Gempar!!!, Sidang Praperadilan Amir: Hakim Sakit, Suara Kecil, Putusan Mengejutkan, Warga Protes
MOJOKERTO – Proses pembacaan putusan Praperadilan Nomor: 6/Pid.Pra/2026/PN Mjk yang digelar di Pengadilan Negeri Mojokerto, Senin (27/04/2026), berlangsung penuh kejanggalan dan meninggalkan luka mendalam bagi keluarga korban.
Hakim Tunggal, Yayu Mulyana, S.H., membacakan putusan dengan suara yang sangat pelan, nyaris berbisik, sehingga seluruh pihak yang hadir, termasuk keluarga dan pengamat hukum, kesulitan mendengar isi keputusan tersebut.
Suara Berbisik, Alasan Sakit
Suasana di Ruang Sidang Tirta terasa sangat mencekam. Meski seluruh hadirin duduk dengan tertib dan hening, namun suara hakim dinilai tidak profesional dan sangat sulit ditangkap telinga.
Melihat kondisi tersebut, Kuasa Hukum Pemohon, Advokat Rikha Permatasari, S.H., M.H., C.Med., C.LO., terpaksa melakukan interupsi meminta agar suara dikeraskan.
Namun jawaban yang diterima sungguh di luar dugaan. Hakim beralasan bahwa kondisinya sedang sakit, sehingga suaranya tidak bisa maksimal seperti biasanya.
Ironisnya, meski sudah diminta berkali-kali, suara pembacaan putusan tetap saja sangat kecil dan tidak jelas. Hingga akhirnya pihak pemohon terpaksa meminta hakim mengulangi bacaan keputusan tersebut agar bisa didengar dengan jelas.
Gugatan Ditolak, Keluarga Histeris
Seketika suasana berubah menjadi duka yang mendalam saat diketahui bahwa gugatan praperadilan yang diajukan Wartawan Amir Asnawi akhirnya DITOLAK.

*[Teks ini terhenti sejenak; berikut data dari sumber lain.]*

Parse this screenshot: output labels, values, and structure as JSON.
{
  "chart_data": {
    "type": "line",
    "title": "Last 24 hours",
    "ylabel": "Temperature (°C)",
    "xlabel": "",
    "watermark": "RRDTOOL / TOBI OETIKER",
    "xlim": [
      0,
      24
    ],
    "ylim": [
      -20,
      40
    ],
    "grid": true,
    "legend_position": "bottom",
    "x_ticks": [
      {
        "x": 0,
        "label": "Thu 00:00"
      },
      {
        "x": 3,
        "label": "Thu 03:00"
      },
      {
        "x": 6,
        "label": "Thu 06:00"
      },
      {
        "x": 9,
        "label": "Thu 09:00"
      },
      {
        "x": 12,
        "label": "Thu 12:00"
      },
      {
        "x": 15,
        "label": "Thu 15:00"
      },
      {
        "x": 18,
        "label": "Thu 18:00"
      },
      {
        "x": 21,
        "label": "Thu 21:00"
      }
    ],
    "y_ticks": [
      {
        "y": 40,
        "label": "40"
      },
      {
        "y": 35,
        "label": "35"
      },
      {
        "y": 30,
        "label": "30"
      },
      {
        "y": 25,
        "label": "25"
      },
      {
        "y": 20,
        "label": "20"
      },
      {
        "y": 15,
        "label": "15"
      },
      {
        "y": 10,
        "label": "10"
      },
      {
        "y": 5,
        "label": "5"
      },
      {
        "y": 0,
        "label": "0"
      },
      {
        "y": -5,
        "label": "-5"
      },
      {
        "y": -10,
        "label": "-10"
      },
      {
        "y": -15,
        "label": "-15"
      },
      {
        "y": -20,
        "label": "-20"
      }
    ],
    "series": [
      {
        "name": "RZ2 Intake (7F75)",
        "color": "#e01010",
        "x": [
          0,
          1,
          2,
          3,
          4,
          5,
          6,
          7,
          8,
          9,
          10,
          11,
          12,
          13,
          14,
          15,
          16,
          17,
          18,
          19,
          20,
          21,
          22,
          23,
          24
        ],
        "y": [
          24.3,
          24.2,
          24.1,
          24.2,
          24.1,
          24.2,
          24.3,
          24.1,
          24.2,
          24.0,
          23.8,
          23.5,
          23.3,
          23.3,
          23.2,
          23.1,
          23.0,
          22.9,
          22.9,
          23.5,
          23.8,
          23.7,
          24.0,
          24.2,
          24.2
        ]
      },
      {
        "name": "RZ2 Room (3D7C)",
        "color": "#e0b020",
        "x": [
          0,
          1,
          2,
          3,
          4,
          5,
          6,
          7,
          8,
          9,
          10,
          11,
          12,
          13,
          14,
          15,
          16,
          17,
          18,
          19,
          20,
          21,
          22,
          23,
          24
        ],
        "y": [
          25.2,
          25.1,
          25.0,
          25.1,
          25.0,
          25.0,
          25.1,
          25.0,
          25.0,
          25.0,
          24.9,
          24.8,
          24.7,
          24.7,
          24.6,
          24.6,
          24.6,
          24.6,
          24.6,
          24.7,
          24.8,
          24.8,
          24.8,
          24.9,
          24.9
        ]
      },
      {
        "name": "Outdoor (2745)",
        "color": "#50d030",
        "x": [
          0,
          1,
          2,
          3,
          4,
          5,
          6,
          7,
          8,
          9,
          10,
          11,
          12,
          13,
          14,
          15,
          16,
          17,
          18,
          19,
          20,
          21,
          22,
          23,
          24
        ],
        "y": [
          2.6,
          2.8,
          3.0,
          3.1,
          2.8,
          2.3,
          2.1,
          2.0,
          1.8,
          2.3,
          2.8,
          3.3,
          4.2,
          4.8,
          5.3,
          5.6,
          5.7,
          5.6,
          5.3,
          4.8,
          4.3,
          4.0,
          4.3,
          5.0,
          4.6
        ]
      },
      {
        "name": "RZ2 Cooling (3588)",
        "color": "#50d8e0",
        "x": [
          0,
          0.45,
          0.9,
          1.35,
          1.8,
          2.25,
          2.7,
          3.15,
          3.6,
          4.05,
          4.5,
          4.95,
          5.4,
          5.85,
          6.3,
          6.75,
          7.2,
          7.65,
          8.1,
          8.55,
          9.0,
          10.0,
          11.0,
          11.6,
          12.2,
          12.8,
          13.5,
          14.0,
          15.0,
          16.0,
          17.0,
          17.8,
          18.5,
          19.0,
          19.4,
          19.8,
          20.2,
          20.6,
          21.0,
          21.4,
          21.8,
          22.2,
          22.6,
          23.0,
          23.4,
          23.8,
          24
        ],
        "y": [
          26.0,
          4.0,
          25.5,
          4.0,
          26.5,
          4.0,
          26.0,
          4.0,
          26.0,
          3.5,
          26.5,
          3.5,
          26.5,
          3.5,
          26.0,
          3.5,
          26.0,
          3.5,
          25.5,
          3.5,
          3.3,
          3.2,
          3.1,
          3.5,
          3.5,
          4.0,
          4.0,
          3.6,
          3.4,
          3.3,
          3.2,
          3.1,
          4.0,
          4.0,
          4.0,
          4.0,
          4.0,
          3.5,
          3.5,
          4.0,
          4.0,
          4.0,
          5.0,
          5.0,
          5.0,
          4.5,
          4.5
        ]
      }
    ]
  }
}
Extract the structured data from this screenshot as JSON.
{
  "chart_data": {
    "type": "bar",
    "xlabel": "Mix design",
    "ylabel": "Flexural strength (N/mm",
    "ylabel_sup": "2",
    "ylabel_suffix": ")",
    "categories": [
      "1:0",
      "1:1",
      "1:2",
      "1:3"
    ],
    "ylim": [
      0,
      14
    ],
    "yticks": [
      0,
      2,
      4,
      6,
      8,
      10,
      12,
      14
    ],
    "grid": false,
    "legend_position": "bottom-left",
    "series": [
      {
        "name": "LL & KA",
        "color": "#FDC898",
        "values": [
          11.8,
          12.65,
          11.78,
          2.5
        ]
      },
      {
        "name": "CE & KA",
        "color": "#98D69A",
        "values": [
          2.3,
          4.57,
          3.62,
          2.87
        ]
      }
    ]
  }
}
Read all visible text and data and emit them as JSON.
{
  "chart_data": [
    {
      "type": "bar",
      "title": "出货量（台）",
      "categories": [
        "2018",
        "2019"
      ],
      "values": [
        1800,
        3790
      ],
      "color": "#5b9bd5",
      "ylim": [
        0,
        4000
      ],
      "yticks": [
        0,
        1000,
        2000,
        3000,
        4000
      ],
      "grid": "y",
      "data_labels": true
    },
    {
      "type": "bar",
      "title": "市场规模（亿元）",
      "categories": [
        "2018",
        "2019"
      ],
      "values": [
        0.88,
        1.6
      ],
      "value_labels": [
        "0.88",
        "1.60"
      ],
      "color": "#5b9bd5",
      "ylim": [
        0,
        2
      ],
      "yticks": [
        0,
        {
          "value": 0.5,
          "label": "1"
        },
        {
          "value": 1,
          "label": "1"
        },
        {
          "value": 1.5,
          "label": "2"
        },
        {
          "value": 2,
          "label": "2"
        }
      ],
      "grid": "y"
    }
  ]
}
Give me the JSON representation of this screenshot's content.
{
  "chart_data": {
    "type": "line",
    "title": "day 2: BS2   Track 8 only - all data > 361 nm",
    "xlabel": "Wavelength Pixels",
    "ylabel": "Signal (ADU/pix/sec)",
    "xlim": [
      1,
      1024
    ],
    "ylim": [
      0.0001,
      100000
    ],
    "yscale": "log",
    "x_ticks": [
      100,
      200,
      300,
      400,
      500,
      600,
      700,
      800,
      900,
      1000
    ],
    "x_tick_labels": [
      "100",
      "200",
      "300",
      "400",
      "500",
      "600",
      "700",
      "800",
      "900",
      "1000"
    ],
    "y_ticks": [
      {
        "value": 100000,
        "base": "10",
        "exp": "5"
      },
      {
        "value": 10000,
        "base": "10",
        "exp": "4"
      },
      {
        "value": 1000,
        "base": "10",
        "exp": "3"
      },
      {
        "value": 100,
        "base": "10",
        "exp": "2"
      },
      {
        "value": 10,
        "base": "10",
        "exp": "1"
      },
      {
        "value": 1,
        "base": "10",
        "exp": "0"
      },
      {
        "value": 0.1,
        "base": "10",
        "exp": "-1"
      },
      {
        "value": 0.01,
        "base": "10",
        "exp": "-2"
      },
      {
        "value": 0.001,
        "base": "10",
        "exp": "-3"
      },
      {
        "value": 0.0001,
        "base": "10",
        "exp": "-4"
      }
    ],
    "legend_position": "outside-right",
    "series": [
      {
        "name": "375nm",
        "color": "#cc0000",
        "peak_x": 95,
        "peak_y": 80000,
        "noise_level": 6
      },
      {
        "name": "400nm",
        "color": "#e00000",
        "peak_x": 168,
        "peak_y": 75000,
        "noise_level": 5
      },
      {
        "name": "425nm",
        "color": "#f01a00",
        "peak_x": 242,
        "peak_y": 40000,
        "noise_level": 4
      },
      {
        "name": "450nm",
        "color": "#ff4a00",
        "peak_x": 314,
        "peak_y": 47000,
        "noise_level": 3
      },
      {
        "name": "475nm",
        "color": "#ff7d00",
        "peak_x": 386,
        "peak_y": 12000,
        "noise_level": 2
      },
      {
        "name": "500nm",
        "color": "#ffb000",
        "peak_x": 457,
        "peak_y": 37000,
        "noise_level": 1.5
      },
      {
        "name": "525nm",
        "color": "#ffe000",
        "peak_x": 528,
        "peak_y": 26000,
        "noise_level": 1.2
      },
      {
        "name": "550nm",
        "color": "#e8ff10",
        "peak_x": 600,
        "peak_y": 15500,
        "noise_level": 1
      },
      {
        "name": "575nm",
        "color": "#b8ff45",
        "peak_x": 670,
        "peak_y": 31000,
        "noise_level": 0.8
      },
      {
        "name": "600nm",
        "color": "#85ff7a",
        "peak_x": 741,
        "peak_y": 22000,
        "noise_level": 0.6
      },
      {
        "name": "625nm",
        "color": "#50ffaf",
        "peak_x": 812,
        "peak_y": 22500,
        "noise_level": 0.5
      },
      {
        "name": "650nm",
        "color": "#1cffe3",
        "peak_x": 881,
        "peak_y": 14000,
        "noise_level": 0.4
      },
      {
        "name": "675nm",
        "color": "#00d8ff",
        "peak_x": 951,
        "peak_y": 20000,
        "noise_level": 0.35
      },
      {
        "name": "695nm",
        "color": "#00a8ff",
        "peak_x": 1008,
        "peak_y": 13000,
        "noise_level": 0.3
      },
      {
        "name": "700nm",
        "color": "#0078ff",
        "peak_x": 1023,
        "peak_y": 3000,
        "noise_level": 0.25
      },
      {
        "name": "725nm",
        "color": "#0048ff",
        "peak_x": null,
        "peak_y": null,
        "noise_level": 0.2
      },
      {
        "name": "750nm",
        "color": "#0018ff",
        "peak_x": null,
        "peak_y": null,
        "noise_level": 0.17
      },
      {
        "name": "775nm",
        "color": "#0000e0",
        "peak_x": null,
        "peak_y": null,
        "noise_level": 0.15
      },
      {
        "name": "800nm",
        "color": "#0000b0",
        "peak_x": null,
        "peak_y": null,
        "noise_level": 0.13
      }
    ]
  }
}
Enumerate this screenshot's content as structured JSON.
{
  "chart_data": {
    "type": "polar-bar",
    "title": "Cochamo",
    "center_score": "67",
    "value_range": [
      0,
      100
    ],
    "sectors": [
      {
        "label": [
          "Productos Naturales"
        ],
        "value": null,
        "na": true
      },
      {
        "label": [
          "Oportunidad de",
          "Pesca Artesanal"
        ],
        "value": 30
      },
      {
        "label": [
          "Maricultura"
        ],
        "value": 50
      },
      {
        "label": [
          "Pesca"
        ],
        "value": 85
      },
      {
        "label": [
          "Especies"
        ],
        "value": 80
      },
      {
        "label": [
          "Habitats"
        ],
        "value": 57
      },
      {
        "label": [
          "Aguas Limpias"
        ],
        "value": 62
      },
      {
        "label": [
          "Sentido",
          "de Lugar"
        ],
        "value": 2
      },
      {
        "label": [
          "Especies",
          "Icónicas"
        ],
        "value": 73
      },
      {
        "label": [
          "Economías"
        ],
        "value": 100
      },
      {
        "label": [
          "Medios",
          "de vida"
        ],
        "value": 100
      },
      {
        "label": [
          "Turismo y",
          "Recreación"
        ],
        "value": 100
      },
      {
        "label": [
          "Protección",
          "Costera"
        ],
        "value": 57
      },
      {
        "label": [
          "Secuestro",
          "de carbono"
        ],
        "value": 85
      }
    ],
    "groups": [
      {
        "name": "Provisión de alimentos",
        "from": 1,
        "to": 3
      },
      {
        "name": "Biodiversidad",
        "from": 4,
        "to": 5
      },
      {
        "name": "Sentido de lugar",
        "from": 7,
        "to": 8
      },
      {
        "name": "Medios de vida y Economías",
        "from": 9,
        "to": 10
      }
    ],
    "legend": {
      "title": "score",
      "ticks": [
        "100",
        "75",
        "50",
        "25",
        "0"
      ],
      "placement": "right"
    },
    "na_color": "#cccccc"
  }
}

Begitu palu pengadilan diketuk dan sidang dinyatakan selesai, Hakim Yayu Mulyana langsung bergegas meninggalkan ruangan dengan tergesa-gesa seolah menghindari tatapan mata publik.
Saat itulah, tangisan dan teriakan histeris pecah dari anak kandung dan keluarga Amir. Mereka terpukul keras melihat keadilan seolah ditutup-tutupi di hadapan mereka sendiri.
Hakim Menghindar, Humas Tak Ditemukan
Ketika awak media berupaya meminta konfirmasi dan keterangan resmi terkahi putusan tersebut, hakim justru mengarahkan untuk bertanya ke Humas PN Mojokerto.
Namun ironi kembali terjadi. Saat tim media mendatangi meja Humas, petugas keamanan justru menjawab bahwa Humas sedang tidak ada di tempat dan sedang mengikuti sidang lain.
“MAU SEMBUNYI APAKAH?”
Kenapa harus terburu-buru? Kenapa harus bersuara kecil? Kenapa harus menghindar dari pertanyaan awak media? Ini menimbulkan dugaan kuat bahwa ada upaya menyembunyikan fakta dan menghalangi hak publik atas informasi.
Rikha Permatasari: “Ini Persidangan Paling Bobrok!”
Dengan emosi yang memuncak namun tetap profesional, Advokat Rikha Permatasari melontarkan kecaman keras. Ia menilai apa yang terjadi hari ini adalah bukti nyata ketidakprofesionalan dan diduga kuat ada unsur kesengajaan.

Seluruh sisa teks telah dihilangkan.